マリナーズ・雄星 6度目の登板でメジャー初勝利!亡き父に捧げる1勝目
「エンゼルス5-6マリナーズ」(20日、アナハイム)
マリナーズの菊池雄星投手(27)が20日(日本時間21日)、エンゼルス戦に先発し、5回10安打4失点でメジャー初勝利を挙げた。今季6度目のマウンドは自己最多の97球の力投。3月末に他界した父・雄治さん(享年59)に捧げる1勝となった。
苦しみ抜いてつかんだ初星。3月21日の東京ドームでのデビュー戦から1カ月。先発陣で唯一未勝利だった菊池は「ほっとしているというところが一番ですね。苦しんだ分、喜びも大きい」と安どの表情を浮かべた。
味方打線が初回に2点を援護。試合を有利に進めるはずが、自己ワーストの10安打。我慢の投球を強いられた。

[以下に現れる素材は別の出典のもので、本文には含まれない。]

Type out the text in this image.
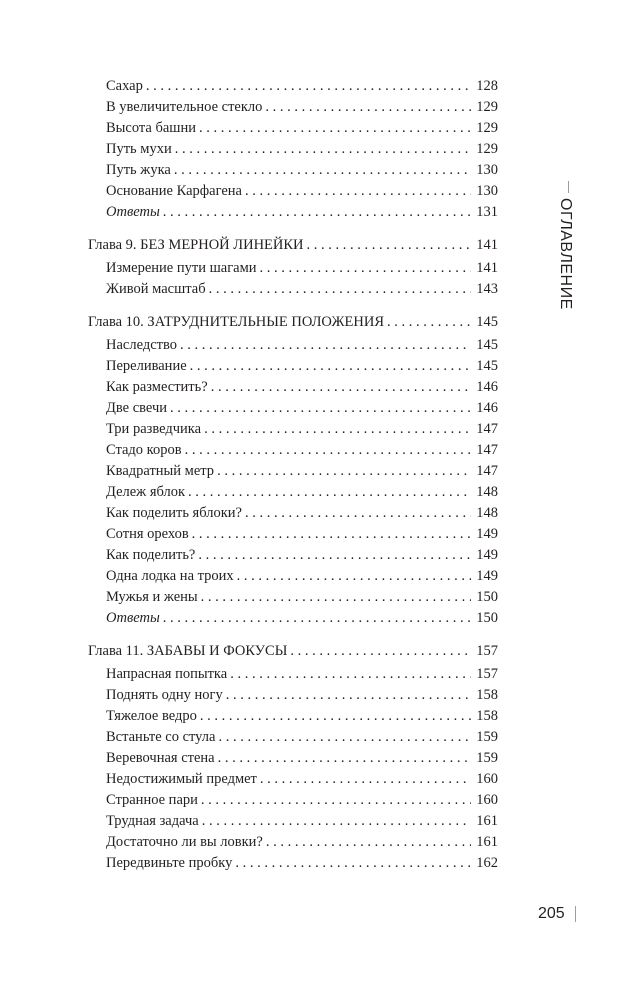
Сахар . . .	128
В увеличительное стекло . . .	129
Высота башни . . .	129
Путь мухи . . .	129
Путь жука . . .	130
Основание Карфагена . . .	130
Ответы . . .	131
Глава 9. БЕЗ МЕРНОЙ ЛИНЕЙКИ . . .	141
Измерение пути шагами . . .	141
Живой масштаб . . .	143
Глава 10. ЗАТРУДНИТЕЛЬНЫЕ ПОЛОЖЕНИЯ . . .	145
Наследство . . .	145
Переливание . . .	145
Как разместить? . . .	146
Две свечи . . .	146
Три разведчика . . .	147
Стадо коров . . .	147
Квадратный метр . . .	147
Дележ яблок . . .	148
Как поделить яблоки? . . .	148
Сотня орехов . . .	149
Как поделить? . . .	149
Одна лодка на троих . . .	149
Мужья и жены . . .	150
Ответы . . .	150
Глава 11. ЗАБАВЫ И ФОКУСЫ . . .	157
Напрасная попытка . . .	157
Поднять одну ногу . . .	158
Тяжелое ведро . . .	158
Встаньте со стула . . .	159
Веревочная стена . . .	159
Недостижимый предмет . . .	160
Странное пари . . .	160
Трудная задача . . .	161
Достаточно ли вы ловки? . . .	161
Передвиньте пробку . . .	162
ОГЛАВЛЕНИЕ
205
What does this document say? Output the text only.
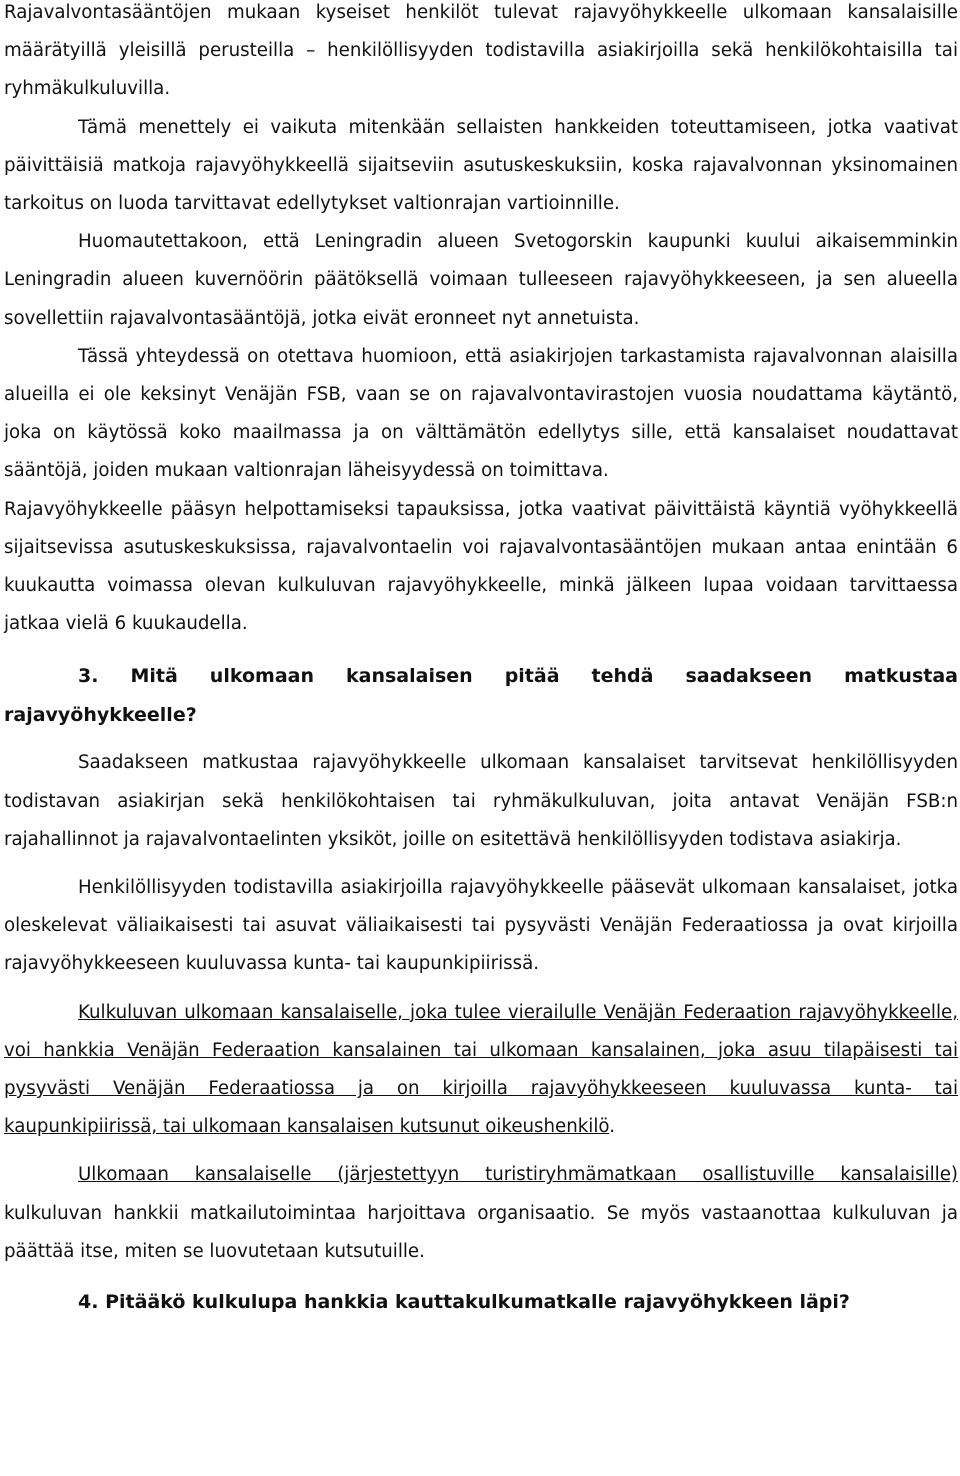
Rajavalvontasääntöjen mukaan kyseiset henkilöt tulevat rajavyöhykkeelle ulkomaan kansalaisille määrätyillä yleisillä perusteilla – henkilöllisyyden todistavilla asiakirjoilla sekä henkilökohtaisilla tai ryhmäkulkuluvilla.

Tämä menettely ei vaikuta mitenkään sellaisten hankkeiden toteuttamiseen, jotka vaativat päivittäisiä matkoja rajavyöhykkeellä sijaitseviin asutuskeskuksiin, koska rajavalvonnan yksinomainen tarkoitus on luoda tarvittavat edellytykset valtionrajan vartioinnille.

Huomautettakoon, että Leningradin alueen Svetogorskin kaupunki kuului aikaisemminkin Leningradin alueen kuvernöörin päätöksellä voimaan tulleeseen rajavyöhykkeeseen, ja sen alueella sovellettiin rajavalvontasääntöjä, jotka eivät eronneet nyt annetuista.

Tässä yhteydessä on otettava huomioon, että asiakirjojen tarkastamista rajavalvonnan alaisilla alueilla ei ole keksinyt Venäjän FSB, vaan se on rajavalvontavirastojen vuosia noudattama käytäntö, joka on käytössä koko maailmassa ja on välttämätön edellytys sille, että kansalaiset noudattavat sääntöjä, joiden mukaan valtionrajan läheisyydessä on toimittava.

Rajavyöhykkeelle pääsyn helpottamiseksi tapauksissa, jotka vaativat päivittäistä käyntiä vyöhykkeellä sijaitsevissa asutuskeskuksissa, rajavalvontaelin voi rajavalvontasääntöjen mukaan antaa enintään 6 kuukautta voimassa olevan kulkuluvan rajavyöhykkeelle, minkä jälkeen lupaa voidaan tarvittaessa jatkaa vielä 6 kuukaudella.

3. Mitä ulkomaan kansalaisen pitää tehdä saadakseen matkustaa rajavyöhykkeelle?

Saadakseen matkustaa rajavyöhykkeelle ulkomaan kansalaiset tarvitsevat henkilöllisyyden todistavan asiakirjan sekä henkilökohtaisen tai ryhmäkulkuluvan, joita antavat Venäjän FSB:n rajahallinnot ja rajavalvontaelinten yksiköt, joille on esitettävä henkilöllisyyden todistava asiakirja.

Henkilöllisyyden todistavilla asiakirjoilla rajavyöhykkeelle pääsevät ulkomaan kansalaiset, jotka oleskelevat väliaikaisesti tai asuvat väliaikaisesti tai pysyvästi Venäjän Federaatiossa ja ovat kirjoilla rajavyöhykkeeseen kuuluvassa kunta- tai kaupunkipiirissä.

Kulkuluvan ulkomaan kansalaiselle, joka tulee vierailulle Venäjän Federaation rajavyöhykkeelle, voi hankkia Venäjän Federaation kansalainen tai ulkomaan kansalainen, joka asuu tilapäisesti tai pysyvästi Venäjän Federaatiossa ja on kirjoilla rajavyöhykkeeseen kuuluvassa kunta- tai kaupunkipiirissä, tai ulkomaan kansalaisen kutsunut oikeushenkilö.

Ulkomaan kansalaiselle (järjestettyyn turistiryhmämatkaan osallistuville kansalaisille) kulkuluvan hankkii matkailutoimintaa harjoittava organisaatio. Se myös vastaanottaa kulkuluvan ja päättää itse, miten se luovutetaan kutsutuille.

4. Pitääkö kulkulupa hankkia kauttakulkumatkalle rajavyöhykkeen läpi?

「初回からアウトを取るのが難しかった。行けるところまで行こうと気持ちを切り替え、粘り強く投げることに徹した」
直球主体の投球にシフト。四回2死一、二塁の場面はトラウトを152キロ直球で遊ゴロ。五回2死三塁の窮地も153キロ直球で切り抜け、グラブを叩いて感情を爆発させた。
闘病中だった父・雄治さんが3月30日に他界した。しかし、生前の父の願いを尊重し、葬儀で帰国しないことを決断。ウイニングボールを手にし「アメリカに来ることを一番喜んでくれた。最高の父親にいい報告ができる」としみじみ言った。
試合後は洗濯物用のカートに乗せられて風呂場へ直行。ビールシャワーで祝福され「もっともっと勝ってチームの力になりたいという思いでいっぱいです」と言った。メジャーを夢見たのは15歳の時。「こっちでプレーしたいと思ってから12年。ここからスタートという気持ちにもなる1勝です」。初心を胸に、菊池が世界最高峰の舞台で投げ続ける。